Channel.fromPath(params.multiqc_config, checkIfExists: true).set { ch_config_for_multiqc }

process multiqc {
input:
file multiqc_config from ch_config_for_multiqc
file ('fastqc/*') from fastqc_results.collect().ifEmpty([])

output:
file "multiqc_report.html" into multiqc_report
file "multiqc_data"

script:
"""
multiqc --config $multiqc_config .
"""
}

Snakemake​

The best-practice for using MultiQC in Snakemake pipelines is to use a predefined Snakemake wrapper. For example, see the following mini-pipeline:

configfile: "config.yaml"

rule all:
input: "multiqc_report.html"

rule fastqc:
input: "data/{sample}.fastq.gz"
output: html="fastqc/{sample}.html",
zip="fastqc/{sample}.zip"
wrapper: "0.31.1/bio/fastqc"

rule multiqc:
input: expand("fastqc/{sample}.html", sample=config["samples"])
output: "multiqc_report.html"
wrapper: "0.31.1/bio/multiqc"

Snakemake wrappers not only deliver predefined and unit tested code for generating the requested output with the respective tool, but also define the required software stack in terms of conda packages.

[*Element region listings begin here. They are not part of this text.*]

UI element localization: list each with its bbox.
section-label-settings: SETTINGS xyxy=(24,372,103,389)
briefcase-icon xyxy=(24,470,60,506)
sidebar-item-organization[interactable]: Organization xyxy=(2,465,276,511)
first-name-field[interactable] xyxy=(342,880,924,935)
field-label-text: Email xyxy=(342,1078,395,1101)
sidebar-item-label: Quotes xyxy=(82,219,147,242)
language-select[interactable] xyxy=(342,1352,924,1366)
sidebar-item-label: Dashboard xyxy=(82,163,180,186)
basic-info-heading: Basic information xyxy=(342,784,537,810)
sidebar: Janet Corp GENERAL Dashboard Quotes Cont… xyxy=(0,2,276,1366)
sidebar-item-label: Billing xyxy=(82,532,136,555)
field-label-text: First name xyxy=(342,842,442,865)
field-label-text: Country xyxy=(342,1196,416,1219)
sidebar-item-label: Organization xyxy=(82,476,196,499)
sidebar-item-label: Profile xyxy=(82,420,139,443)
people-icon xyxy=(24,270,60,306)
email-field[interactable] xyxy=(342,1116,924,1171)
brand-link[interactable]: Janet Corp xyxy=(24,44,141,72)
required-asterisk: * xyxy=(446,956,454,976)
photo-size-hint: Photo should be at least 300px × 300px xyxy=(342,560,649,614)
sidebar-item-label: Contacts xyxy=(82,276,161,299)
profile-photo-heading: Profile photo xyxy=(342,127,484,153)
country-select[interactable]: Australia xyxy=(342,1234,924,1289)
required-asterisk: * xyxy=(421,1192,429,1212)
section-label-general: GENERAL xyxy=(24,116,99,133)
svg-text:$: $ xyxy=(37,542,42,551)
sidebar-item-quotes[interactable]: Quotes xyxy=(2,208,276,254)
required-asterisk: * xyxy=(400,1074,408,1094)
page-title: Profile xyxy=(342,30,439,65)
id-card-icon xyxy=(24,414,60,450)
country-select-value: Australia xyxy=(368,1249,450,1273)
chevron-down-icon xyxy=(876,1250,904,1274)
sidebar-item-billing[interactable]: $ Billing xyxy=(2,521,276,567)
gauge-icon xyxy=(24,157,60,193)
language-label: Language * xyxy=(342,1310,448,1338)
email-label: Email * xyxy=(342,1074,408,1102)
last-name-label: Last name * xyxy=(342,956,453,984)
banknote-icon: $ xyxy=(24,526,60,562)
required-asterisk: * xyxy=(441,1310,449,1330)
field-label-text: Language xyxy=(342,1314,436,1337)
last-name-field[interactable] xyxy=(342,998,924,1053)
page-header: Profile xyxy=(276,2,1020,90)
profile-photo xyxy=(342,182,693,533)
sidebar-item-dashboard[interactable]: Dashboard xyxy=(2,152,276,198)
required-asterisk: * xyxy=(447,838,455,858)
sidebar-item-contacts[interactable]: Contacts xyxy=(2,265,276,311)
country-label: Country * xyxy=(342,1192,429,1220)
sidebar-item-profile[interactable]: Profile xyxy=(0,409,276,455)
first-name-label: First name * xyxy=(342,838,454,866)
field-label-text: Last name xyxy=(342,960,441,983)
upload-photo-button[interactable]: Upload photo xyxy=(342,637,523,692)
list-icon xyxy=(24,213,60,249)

You can run the above workflow as follows:

snakemake --use-conda

This first installs all the required tools into isolated conda environments, and then executes all necessary steps to create the target that is given in the top rule. In other words, it will execute FastQC twice (creating fastqc/1.html and fastqc/2.html) and MultiQC once, creating multiqc_report.html.

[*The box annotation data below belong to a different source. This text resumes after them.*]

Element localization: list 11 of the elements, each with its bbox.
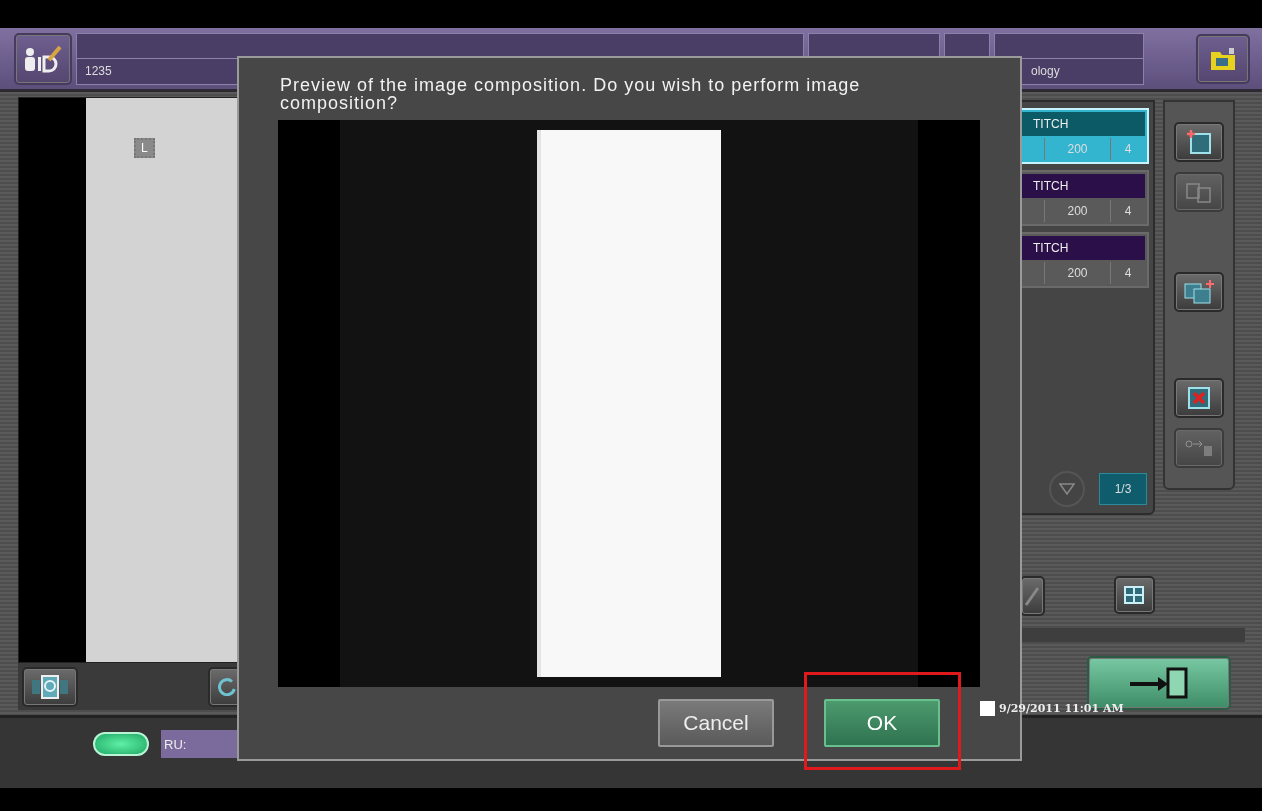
- ok-button[interactable]: OK: [824, 699, 940, 747]
- exam-value: 200: [1044, 138, 1110, 160]
- exam-count: 4: [1110, 262, 1145, 284]
- cancel-button[interactable]: Cancel: [658, 699, 774, 747]
- exam-value: 200: [1044, 200, 1110, 222]
- exam-count: 4: [1110, 200, 1145, 222]
- orientation-marker: L: [134, 138, 155, 158]
- exam-value: 200: [1044, 262, 1110, 284]
- page-indicator: 1/3: [1099, 473, 1147, 505]
- date-time: 9/29/2011 11:01 AM: [999, 702, 1124, 715]
- exam-count: 4: [1110, 138, 1145, 160]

Of course, using conda is optional, but it greatly increases reproducibility. Snakemake is not limited to wrappers (although its wrapper repository provides many in the field of bioinformatics), but also supports direct execution of shell commands and integration of custom scripts (e.g., for plotting).

If you prefer to use MultiQC without a snakemake wrapper, you can see a minimal example on GitHub: jakevc/snakemake_multiqc. This has an example script and some test data for you to play with.